Речи к немецкой нации | страница 63
Истинная же философия, дошедшая в самой себе до конца и поистине проникшая за грань явления к его внутреннему ядру, исходит из единой, чистой, божественной жизни, – как жизни вообще, которой она и остается вовеки, и в том всегда остается единой, – а вовсе не из той или иной жизни. Она видит, что эта жизнь только в явлении снова и снова бесконечно замыкается в себе и опять открывается, и только вследствие этого закона возникает вообще некоторое бытие и некоторое нечто. Для нее возникает то бытие, которое философия первого рода принимает как заранее данное. А потому только эта философия есть в подлинном смысле немецкая, т. е. изначальная философия; и напротив: если бы кто-нибудь стал настоящим немцем, он не мог бы философствовать иначе как именно таким образом.

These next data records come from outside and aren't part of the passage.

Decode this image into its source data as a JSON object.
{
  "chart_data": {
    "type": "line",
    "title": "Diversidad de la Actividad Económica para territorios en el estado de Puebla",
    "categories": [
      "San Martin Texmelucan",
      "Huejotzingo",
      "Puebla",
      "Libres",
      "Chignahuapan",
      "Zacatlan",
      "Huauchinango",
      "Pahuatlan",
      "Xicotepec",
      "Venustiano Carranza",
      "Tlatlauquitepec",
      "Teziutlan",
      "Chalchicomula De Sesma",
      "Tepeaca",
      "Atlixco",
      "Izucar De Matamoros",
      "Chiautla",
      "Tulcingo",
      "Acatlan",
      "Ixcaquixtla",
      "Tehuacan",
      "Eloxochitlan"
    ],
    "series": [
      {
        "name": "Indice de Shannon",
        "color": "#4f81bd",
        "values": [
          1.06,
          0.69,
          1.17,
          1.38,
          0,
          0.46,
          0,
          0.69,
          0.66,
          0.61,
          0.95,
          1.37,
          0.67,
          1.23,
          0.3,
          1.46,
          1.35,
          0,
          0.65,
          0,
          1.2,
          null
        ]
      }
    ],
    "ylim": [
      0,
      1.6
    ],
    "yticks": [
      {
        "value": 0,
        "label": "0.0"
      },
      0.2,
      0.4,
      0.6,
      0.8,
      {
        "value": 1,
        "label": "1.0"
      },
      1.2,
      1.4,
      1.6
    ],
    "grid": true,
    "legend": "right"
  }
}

Эта система мысли, хотя и господствующая у большинства философствующих по-немецки, однако не являющаяся собственно немецкой, вторгается, – все равно, утверждают ли ее сознательно как собственно философскую систему, или она только неосознанно лежит в основании всего прочего нашего мышления, – она вторгается, говорю я, во все прочие научные воззрения нашего времени; и в самом деле, основное стремление нашего, вдохновляемого заграницей, времени в том именно и состоит, чтобы уже не просто охватывать научный материал в памяти, как делали наши предки, но обрабатывать его самостоятельной и философствующей мыслью. Что касается самого этого стремления, в нем наше время право; но если, как и следует ожидать, приступая к этому философствованию, оно станет исходить из мертвоверной заграничной философии, оно будет неправо. Мы здесь бросим взгляд только на те науки, которые ближе всего находятся к совокупному нашему замыслу, чтобы отыскать распространенные в них иностранные понятия и воззрения.
В убеждении, которое рассматривает учреждение государств и правление государствами как свободное искусство, имеющее твердые правила, – в этом убеждении, без сомнения, заграница – сама последовавшая образцам древности, – послужила нам предшественницей. В чем же подобная заграница, которой уже в самой стихии ее мысли и воли – в ее языке – дан прочный, законченный и мертвый носитель, и в чем все, кто ей в этом последует, будут усматривать это государственное искусство? Несомненно, в искусстве находить столь же прочный и мертвый порядок вещей, из которой смерти долженствует теперь возникнуть живое движение общества, и возникнуть таким, каким его задумало это искусство; в искусстве сопрягать все живое в обществе в большой и искусственный механизм как бы печатного станка, в котором каждый индивид постоянно воздействием целого понуждается служить этому целому; в искусстве решать арифметическую задачу сложения конечных и определенных величин в реальную сумму, предполагая, что каждый желает своего блага, и с целью, именно благодаря этому, заставить каждого против его воли и стремления содействовать общему благу. Заграница во множестве форм выражала это воззрение, и представила нам шедевры этой общественной механики; наша родина восприняла это учение и подвергла дальнейшей обработке применение этого учения к созданию общественных машин, будучи и в этом, как всегда, обстоятельнее, глубже, истиннее, и далеко превосходя свои образцы. Если прежний ход общественных дел застопорится, то эти знатоки государственного искусства не умеют объяснить себе этого иначе как тем, что, вероятно, в механизме износилось одно из колес, и для спасения дела не знают иного средства, кроме того, чтобы вынуть из машины поврежденные колеса и заменить их новыми. Чем более закоренеет человек в этом механическом воззрении на общество, тем большую он обнаруживает сноровку в упрощении этого механизма, стараясь сделать все части машины возможно более равными друг другу, и трактуя все части как однородный материал, – тем большим знатоком государственного искусства он слывет, и слывет, в наше время, по праву; ибо от колеблющихся в нерешительности, и неспособных усвоить себе никакое твердое воззрение, вреда бывает еще того более.